Award: Faculty of Pharmacy

Mr. Yufei Chen

Faculty of Pharmacy, University of Manitoba

Intravaginal Ring - An Innovative Drug Delivery Strategy for the Prevention of HIV-1 Infection: In 2010, it was estimated that 2.7 million people became newly infected with HIV. HIV infections of women are mainly through sexual transmission. In some regions (eg. sub-Saharan Africa), women are as much as eight times more likely than men to be HIV positive.
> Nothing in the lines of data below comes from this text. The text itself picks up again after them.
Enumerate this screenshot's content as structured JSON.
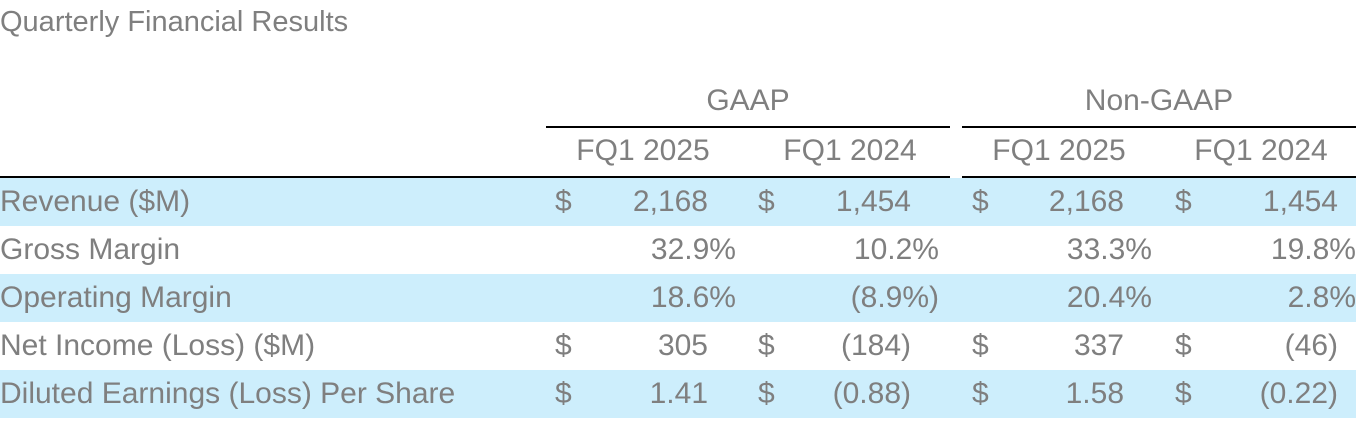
{
  "title": "Quarterly Financial Results",
  "groups": [
    "GAAP",
    "Non-GAAP"
  ],
  "period_headers": [
    "FQ1 2025",
    "FQ1 2024",
    "FQ1 2025",
    "FQ1 2024"
  ],
  "rows": [
    {
      "label": "Revenue ($M)",
      "cells": [
        {
          "cur": "$",
          "val": "2,168"
        },
        {
          "cur": "$",
          "val": "1,454"
        },
        {
          "cur": "$",
          "val": "2,168"
        },
        {
          "cur": "$",
          "val": "1,454"
        }
      ]
    },
    {
      "label": "Gross Margin",
      "cells": [
        {
          "cur": "",
          "val": "32.9%"
        },
        {
          "cur": "",
          "val": "10.2%"
        },
        {
          "cur": "",
          "val": "33.3%"
        },
        {
          "cur": "",
          "val": "19.8%"
        }
      ]
    },
    {
      "label": "Operating Margin",
      "cells": [
        {
          "cur": "",
          "val": "18.6%"
        },
        {
          "cur": "",
          "val": "(8.9%)"
        },
        {
          "cur": "",
          "val": "20.4%"
        },
        {
          "cur": "",
          "val": "2.8%"
        }
      ]
    },
    {
      "label": "Net Income (Loss) ($M)",
      "cells": [
        {
          "cur": "$",
          "val": "305"
        },
        {
          "cur": "$",
          "val": "(184)"
        },
        {
          "cur": "$",
          "val": "337"
        },
        {
          "cur": "$",
          "val": "(46)"
        }
      ]
    },
    {
      "label": "Diluted Earnings (Loss) Per Share",
      "cells": [
        {
          "cur": "$",
          "val": "1.41"
        },
        {
          "cur": "$",
          "val": "(0.88)"
        },
        {
          "cur": "$",
          "val": "1.58"
        },
        {
          "cur": "$",
          "val": "(0.22)"
        }
      ]
    }
  ],
  "colors": {
    "row_highlight": "#cdeefc",
    "text": "#7f7f7f",
    "rule": "#000000"
  }
}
Thus, there is a desperate need to develop innovative women-controlled prevention strategies against sexual transmission of HIV. Studies have shown that administration of both gp120 (a component of the envelope glycoprotein of HIV-1) and IL-12 (cytokine) can elicit the production of neutralizing antibodies (IgG1, IgG2a and IgA) against HIV-1 and enhance local mucosal antibody response to HIV-1. In the case of HIV vaccines, it is ideal to elicit mucosal immunity at the site of transmission (i.e. vagina). The specific aim of this project is to develop a novel bioactive intravaginal delivery vehicle that can locally induce mucosal immunity against HIV-1 via controlled release of gp120 and IL-12 for more than 30 days as a strategy for preventing HIV-1 infection. In brief, the intravaginal delivery system will be designed, fabricated, and characterized for its chemical and physical stability, and protein release rates. It will also be tested both in vitro and in vivo for the evaluation of its biocompatibility, antibody production, and most importantly for its antiviral properties. If successful, this system could be a novel platform for inducing mucosal immunity to a variety of sexually transmitted pathogens. Most importantly, this inexpensive and needle-free method will result in increased user adherence, reduced sterility concerns, and reduction in HIV-1 infection ¬ factors which are significant to developed countries but even more so for third world countries.